Two new analyses covered by InsideEPA come to similar conclusions. According to a report by the Center for American Progress and attorney Denise Grab writing at The Regulatory Review, this suggestion of little impact may be true for at least the Social Cost of Carbon aspect of Trump’s Energy Independence EO. The order instructs agencies to (among other things) follow a George W. Bush-era guidance for the SCC, in an attempt to toss out Obama-era updates to the figure.
The catch is that the Obama figure already adheres to the guidance provided in the Bush document, called Circular A-4. Trump’s instruction that regulatory bodies comply with the A-4 would mean that they wouldn’t have to change at all: they’ve always complied with the A-4.

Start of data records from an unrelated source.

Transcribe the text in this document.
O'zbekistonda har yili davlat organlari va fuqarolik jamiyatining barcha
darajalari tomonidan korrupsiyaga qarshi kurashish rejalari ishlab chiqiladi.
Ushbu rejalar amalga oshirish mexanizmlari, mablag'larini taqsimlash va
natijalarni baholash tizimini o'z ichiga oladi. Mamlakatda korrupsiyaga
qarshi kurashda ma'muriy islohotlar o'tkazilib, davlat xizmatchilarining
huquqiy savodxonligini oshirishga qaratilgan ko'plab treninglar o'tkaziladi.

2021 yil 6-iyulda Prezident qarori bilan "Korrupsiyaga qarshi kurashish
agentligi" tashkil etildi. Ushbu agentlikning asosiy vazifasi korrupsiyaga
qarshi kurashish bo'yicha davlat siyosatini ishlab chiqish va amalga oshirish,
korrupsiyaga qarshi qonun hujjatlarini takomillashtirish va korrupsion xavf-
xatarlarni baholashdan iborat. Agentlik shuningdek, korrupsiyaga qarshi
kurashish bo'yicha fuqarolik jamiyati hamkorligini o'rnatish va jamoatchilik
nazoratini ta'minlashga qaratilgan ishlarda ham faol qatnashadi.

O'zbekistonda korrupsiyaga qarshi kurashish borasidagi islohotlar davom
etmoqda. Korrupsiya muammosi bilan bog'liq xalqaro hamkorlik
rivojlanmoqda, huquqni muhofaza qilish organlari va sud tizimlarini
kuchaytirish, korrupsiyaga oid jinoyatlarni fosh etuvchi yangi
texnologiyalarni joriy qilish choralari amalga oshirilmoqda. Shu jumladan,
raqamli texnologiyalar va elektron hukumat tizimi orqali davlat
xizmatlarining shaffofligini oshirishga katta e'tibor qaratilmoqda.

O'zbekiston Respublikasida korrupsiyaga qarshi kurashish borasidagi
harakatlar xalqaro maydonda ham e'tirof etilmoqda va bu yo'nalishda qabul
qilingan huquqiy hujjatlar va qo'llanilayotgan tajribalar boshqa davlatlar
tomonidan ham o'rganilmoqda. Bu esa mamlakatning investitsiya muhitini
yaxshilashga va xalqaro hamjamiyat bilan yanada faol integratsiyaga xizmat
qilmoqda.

There are two main points of contention on which the deniers in NGOs, Congress and the White House have focused their attacks: the discount rate used, and global vs. domestic damages.
On the issue of discount rate, deniers say the A-4 requires the use of a 7 percent discount rate. But it allows for a range of figures depending on the situation, specifically issues with intergenerational impacts. This flexibility, argue both CAP and Grab, makes the current SCC rate completely justified. Same story for the second major issue: the Circular guidance suggests that if there are global impacts, they shouldn’t be ignored, so that there’s both a domestic and a global SCC figure.
A number of Trump’s EOs pull the same trick of asking agencies to review existing policies and then report back with recommendations. It gives the illusion of an accomplishment, in that Trump gets the photo-op demonstrating he can sign his name, without any of the hassle and embarrassment of trying to make a (questionably legal) change in policy. Many of these EOs are then invariably blocked by some guy sitting on an island in the Pacific Ocean or on the Pacific coast.
We’re wondering if Trump recognizes that the broken promises in his EOs might come with a social cost to his reputation. Then again, he may simply have written off this possibility as a problem for future Trump --a problem that, like so many other failures, he’ll sell as a success.